“阿锦,你批完奏折了吗?”
柳风佑颇为无奈的在他身边坐下,这两天玄锦一直致力于改变自己对他的称呼。
“还没。”
这两个字被玄锦理所当然的说出了口,简直让人大跌眼镜。
“你知道吗,现在京城里人人都说我是一个负心薄幸的男人!”
柳风佑随口道。
“哦,为何?”
玄锦眯了眯眼睛,其实京中那些事他都知道,无非是因为那门出尔反尔的婚事罢了。
柳风佑却被他骗过了,他极为认真道:“你将我的婚事当儿戏也就罢了,可是那卫芷晴不过是一个姑娘家,前几日刚收了赐婚的旨意就被退了婚,想来她面上也是很挂不住的。”
玄锦却完全理解错了柳风佑话中的意思,他冷哼一声:“这么说来,倒是我不如王爷怜香惜玉了?”
柳风佑听出了他话中的阴阳怪气,连忙道:“我哪里这么说,只是觉得有些不合适罢了。”
“无妨,我再替她选一门别的婚事不就得了,保证让她婆家不敢薄待她。”
柳风佑没想到能够影响别人一生的婚姻大事在玄锦眼中就是这么不值一提,他轻叹一声,站起身来:“我不跟你说了,跟你说了你也不懂。”

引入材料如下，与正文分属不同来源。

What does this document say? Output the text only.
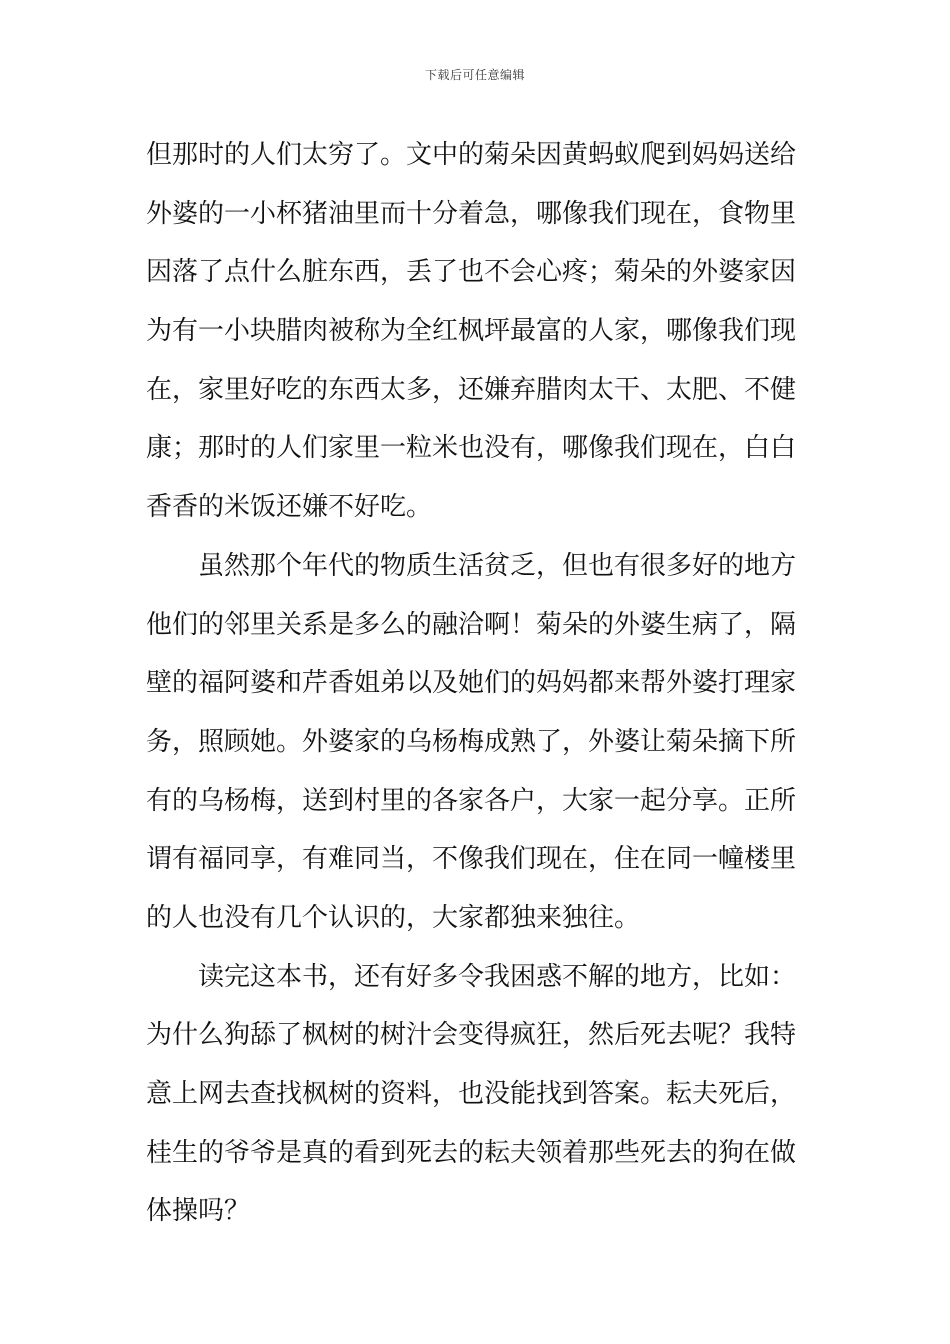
下载后可任意编辑
但那时的人们太穷了。文中的菊朵因黄蚂蚁爬到妈妈送给
外婆的一小杯猪油里而十分着急，哪像我们现在，食物里
因落了点什么脏东西，丢了也不会心疼；菊朵的外婆家因
为有一小块腊肉被称为全红枫坪最富的人家，哪像我们现
在，家里好吃的东西太多，还嫌弃腊肉太干、太肥、不健
康；那时的人们家里一粒米也没有，哪像我们现在，白白
香香的米饭还嫌不好吃。
虽然那个年代的物质生活贫乏，但也有很多好的地方
他们的邻里关系是多么的融洽啊！菊朵的外婆生病了，隔
壁的福阿婆和芹香姐弟以及她们的妈妈都来帮外婆打理家
务，照顾她。外婆家的乌杨梅成熟了，外婆让菊朵摘下所
有的乌杨梅，送到村里的各家各户，大家一起分享。正所
谓有福同享，有难同当，不像我们现在，住在同一幢楼里
的人也没有几个认识的，大家都独来独往。
读完这本书，还有好多令我困惑不解的地方，比如：
为什么狗舔了枫树的树汁会变得疯狂，然后死去呢？我特
意上网去查找枫树的资料，也没能找到答案。耘夫死后，
桂生的爷爷是真的看到死去的耘夫领着那些死去的狗在做
体操吗？
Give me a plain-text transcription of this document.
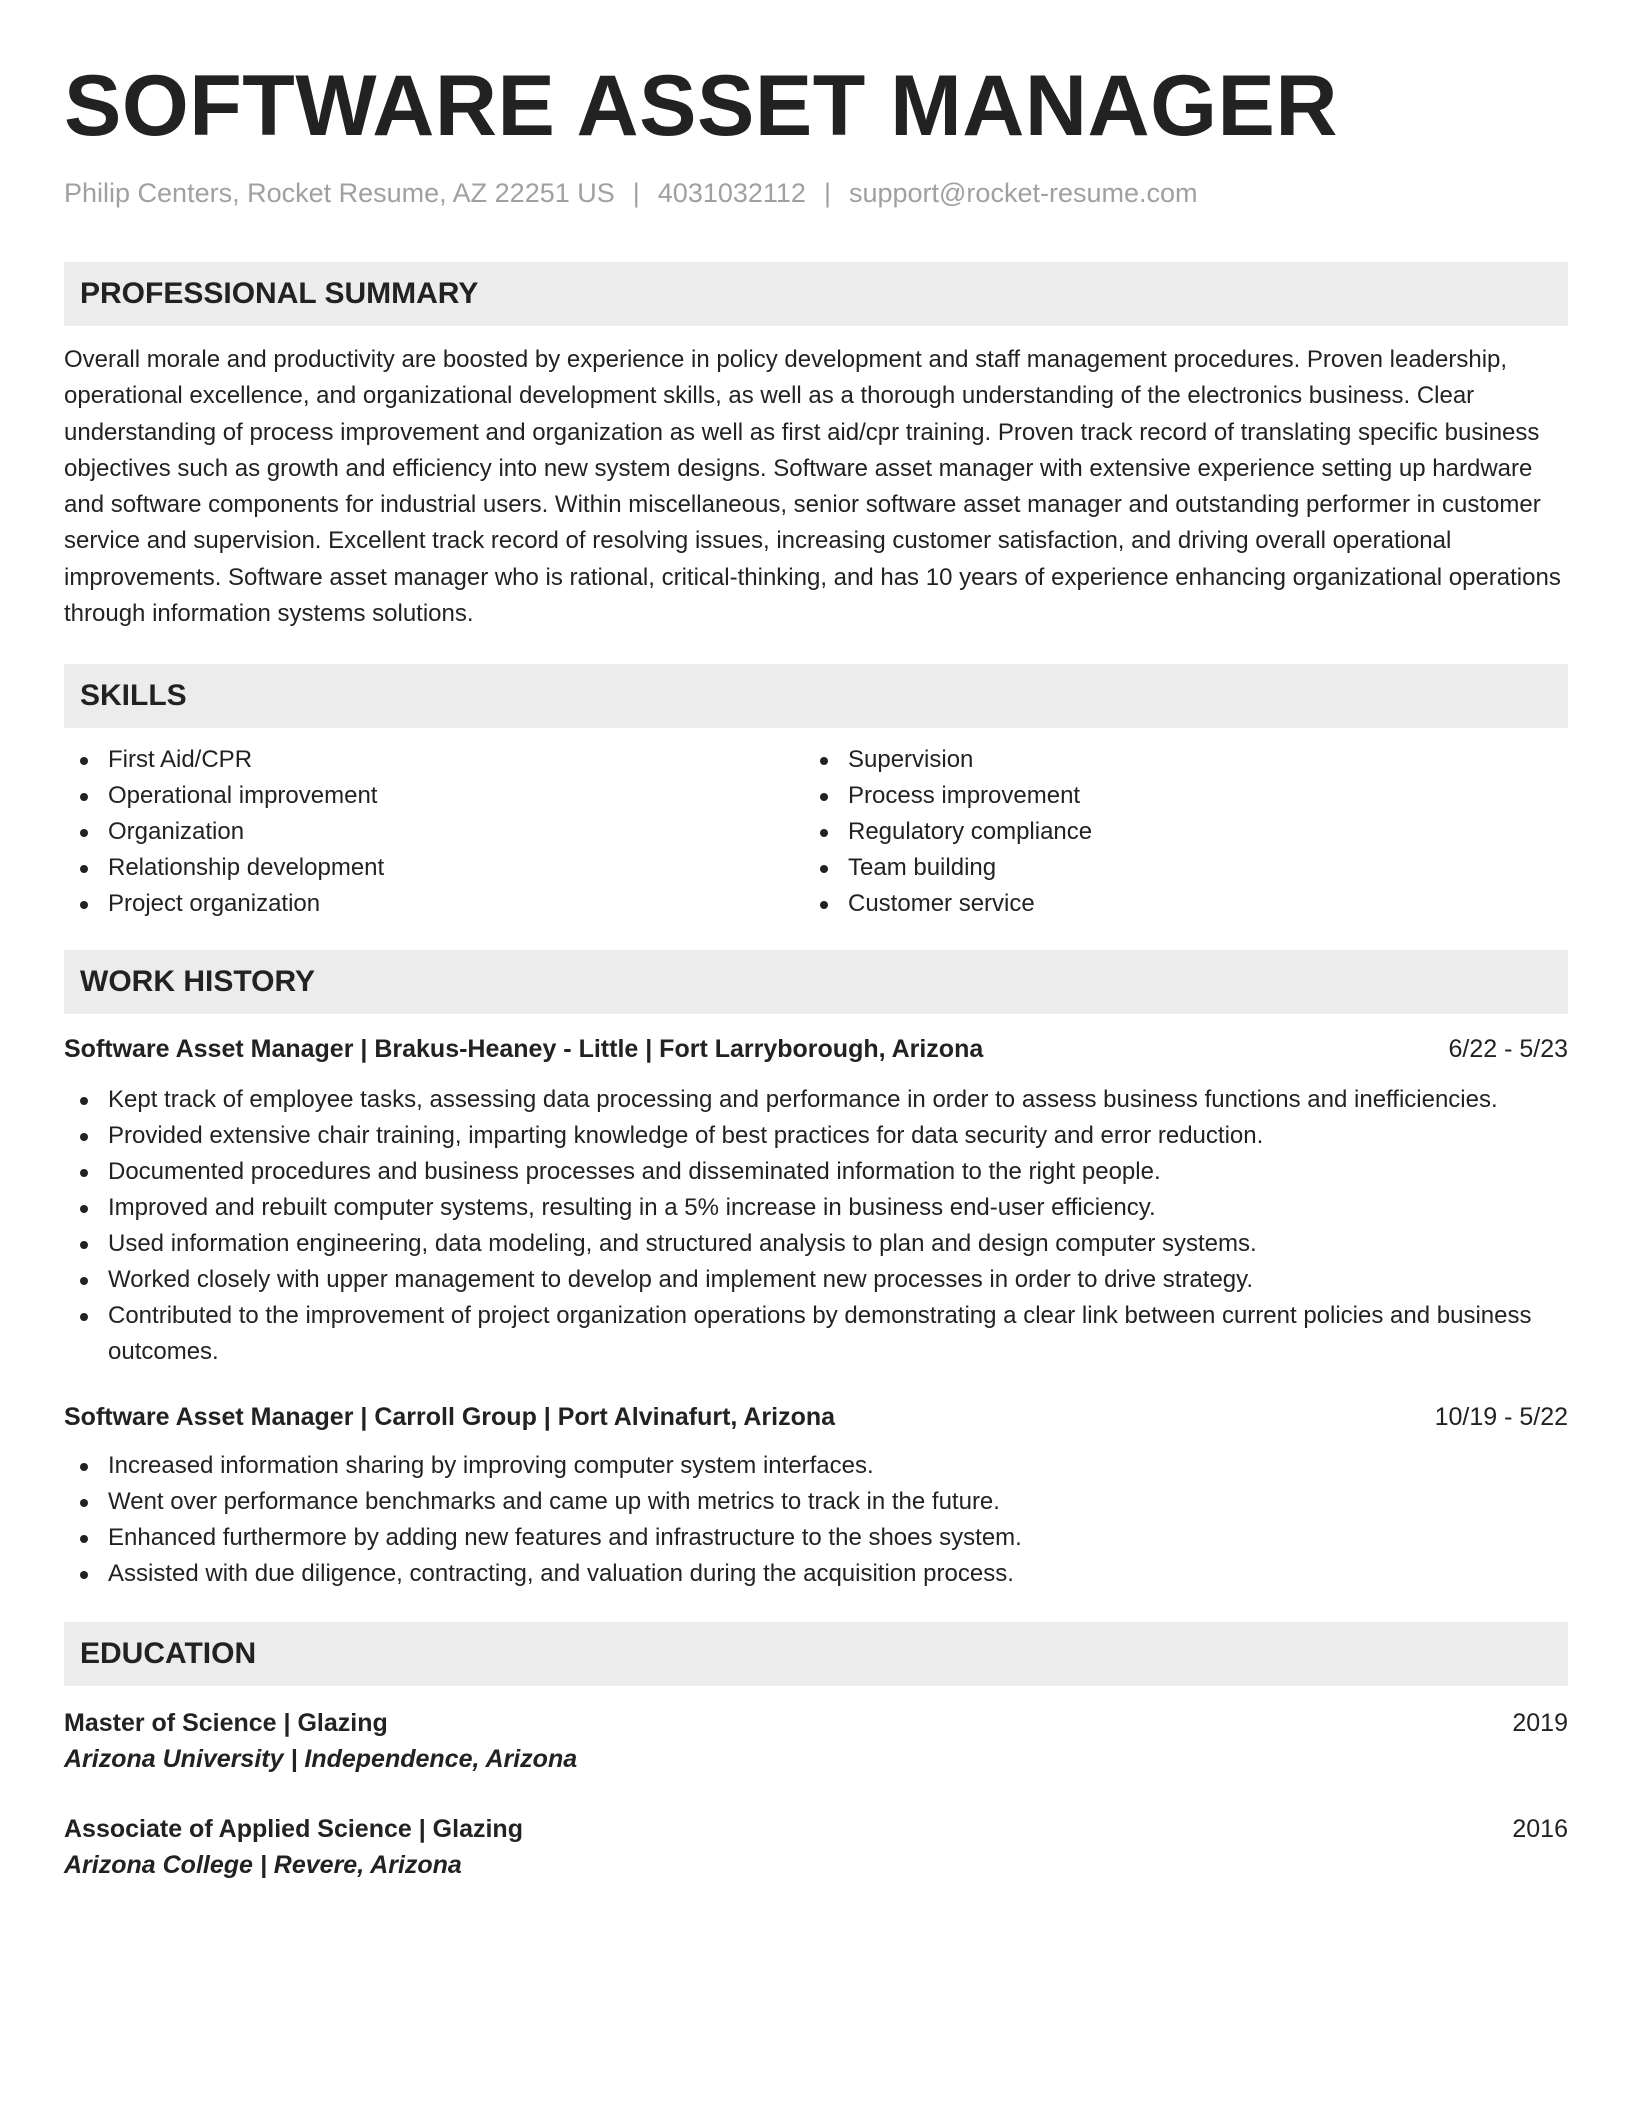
SOFTWARE ASSET MANAGER
Philip Centers, Rocket Resume, AZ 22251 US | 4031032112 | support@rocket-resume.com
PROFESSIONAL SUMMARY

Overall morale and productivity are boosted by experience in policy development and staff management procedures. Proven leadership, operational excellence, and organizational development skills, as well as a thorough understanding of the electronics business. Clear understanding of process improvement and organization as well as first aid/cpr training. Proven track record of translating specific business objectives such as growth and efficiency into new system designs. Software asset manager with extensive experience setting up hardware and software components for industrial users. Within miscellaneous, senior software asset manager and outstanding performer in customer service and supervision. Excellent track record of resolving issues, increasing customer satisfaction, and driving overall operational improvements. Software asset manager who is rational, critical-thinking, and has 10 years of experience enhancing organizational operations through information systems solutions.

SKILLS
First Aid/CPR
Operational improvement
Organization
Relationship development
Project organization
Supervision
Process improvement
Regulatory compliance
Team building
Customer service
WORK HISTORY
Software Asset Manager | Brakus-Heaney - Little | Fort Larryborough, Arizona	6/22 - 5/23
Kept track of employee tasks, assessing data processing and performance in order to assess business functions and inefficiencies.
Provided extensive chair training, imparting knowledge of best practices for data security and error reduction.
Documented procedures and business processes and disseminated information to the right people.
Improved and rebuilt computer systems, resulting in a 5% increase in business end-user efficiency.
Used information engineering, data modeling, and structured analysis to plan and design computer systems.
Worked closely with upper management to develop and implement new processes in order to drive strategy.
Contributed to the improvement of project organization operations by demonstrating a clear link between current policies and business outcomes.
Software Asset Manager | Carroll Group | Port Alvinafurt, Arizona	10/19 - 5/22
Increased information sharing by improving computer system interfaces.
Went over performance benchmarks and came up with metrics to track in the future.
Enhanced furthermore by adding new features and infrastructure to the shoes system.
Assisted with due diligence, contracting, and valuation during the acquisition process.
EDUCATION
Master of Science | Glazing	2019
Arizona University | Independence, Arizona
Associate of Applied Science | Glazing	2016
Arizona College | Revere, Arizona
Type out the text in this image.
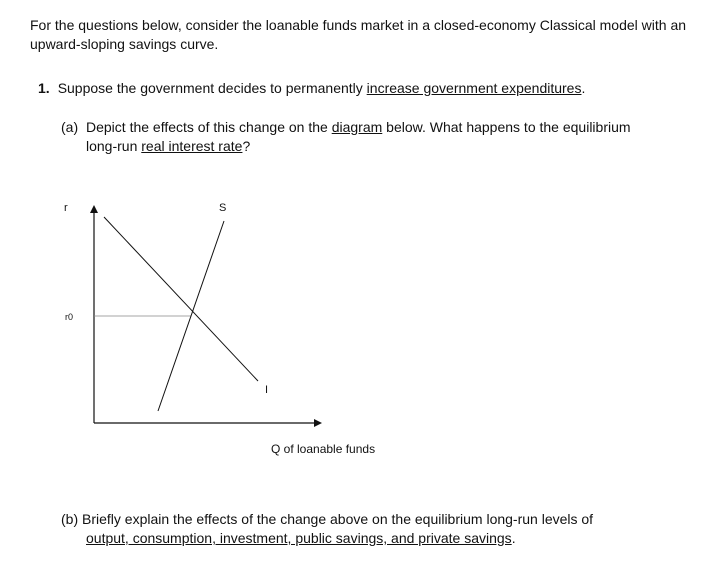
For the questions below, consider the loanable funds market in a closed-economy Classical model with an upward-sloping savings curve.
1. Suppose the government decides to permanently increase government expenditures.
(a) Depict the effects of this change on the diagram below. What happens to the equilibrium
long-run real interest rate?
r	S
r0
I
Q of loanable funds
(b) Briefly explain the effects of the change above on the equilibrium long-run levels of
output, consumption, investment, public savings, and private savings.
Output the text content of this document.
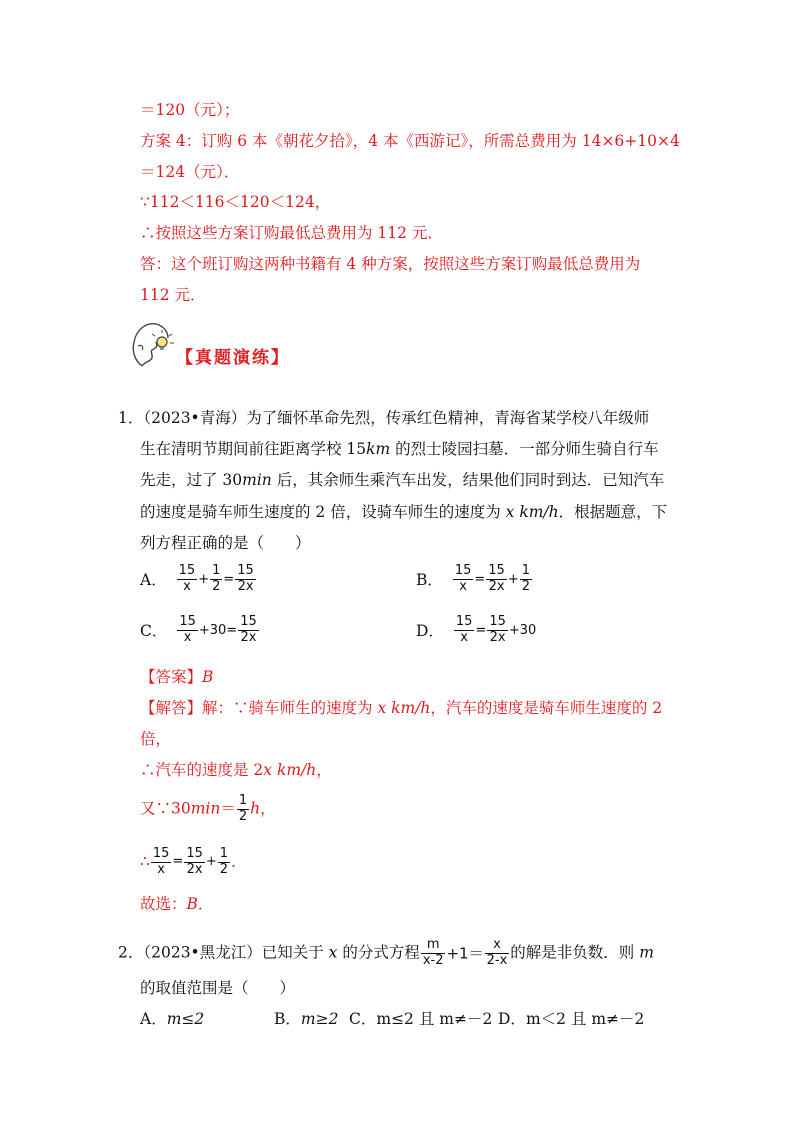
＝120（元）；
方案 4：订购 6 本《朝花夕拾》，4 本《西游记》，所需总费用为 14×6+10×4
＝124（元）．
∵112＜116＜120＜124，
∴按照这些方案订购最低总费用为 112 元．
答：这个班订购这两种书籍有 4 种方案，按照这些方案订购最低总费用为
112 元．
【真题演练】
1．（2023•青海）为了缅怀革命先烈，传承红色精神，青海省某学校八年级师
生在清明节期间前往距离学校 15km 的烈士陵园扫墓．一部分师生骑自行车
先走，过了 30min 后，其余师生乘汽车出发，结果他们同时到达．已知汽车
的速度是骑车师生速度的 2 倍，设骑车师生的速度为 x km/h．根据题意，下
列方程正确的是（　　）
A． $\frac{15}{x} + \frac{1}{2} = \frac{15}{2x}$	B． $\frac{15}{x} = \frac{15}{2x} + \frac{1}{2}$
C． $\frac{15}{x} +30= \frac{15}{2x}$	D． $\frac{15}{x} = \frac{15}{2x} +30$
【答案】B
【解答】解：∵骑车师生的速度为 x km/h，汽车的速度是骑车师生速度的 2
倍，
∴汽车的速度是 2x km/h，
又∵30min＝ $\frac{1}{2}$ h，
∴ $\frac{15}{x} = \frac{15}{2x} + \frac{1}{2}$ ．
故选：B．
2．（2023•黑龙江）已知关于 x 的分式方程 $\frac{m}{x-2} +1= \frac{x}{2-x}$ 的解是非负数．则 m
的取值范围是（　　）
A．m≤2	B．m≥2 C．m≤2 且 m≠－2 D．m＜2 且 m≠－2
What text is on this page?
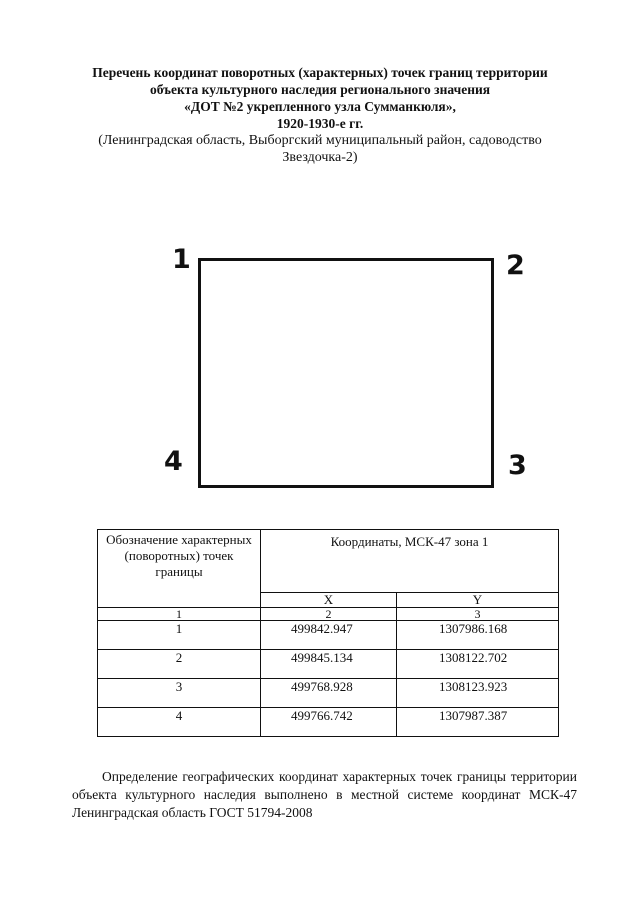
Перечень координат поворотных (характерных) точек границ территории
объекта культурного наследия регионального значения
«ДОТ №2 укрепленного узла Сумманкюля»,
1920-1930-е гг.
(Ленинградская область, Выборгский муниципальный район, садоводство
Звездочка-2)
1	2
3
4
Обозначение характерных (поворотных) точек границы	Координаты, МСК-47 зона 1	
	X	Y
1	2	3
1	499842.947	1307986.168
2	499845.134	1308122.702
3	499768.928	1308123.923
4	499766.742	1307987.387
Определение географических координат характерных точек границы территории объекта культурного наследия выполнено в местной системе координат МСК-47 Ленинградская область ГОСТ 51794-2008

玄锦不知道自己哪里又惹了他不高兴,连忙站起身来,跟在柳风佑身后:“我说的不过是玩笑话,你若是不愿意我就不去管她就是了。”
柳风佑在心中翻了个白眼:“不是我不愿意,而是人家卫姑娘不愿意,你设身处地的想想,有谁不想自己的婚姻自己做主呢?”
玄锦显然还没有恋爱自由的思想境界,他点了点头,假装自己明白了。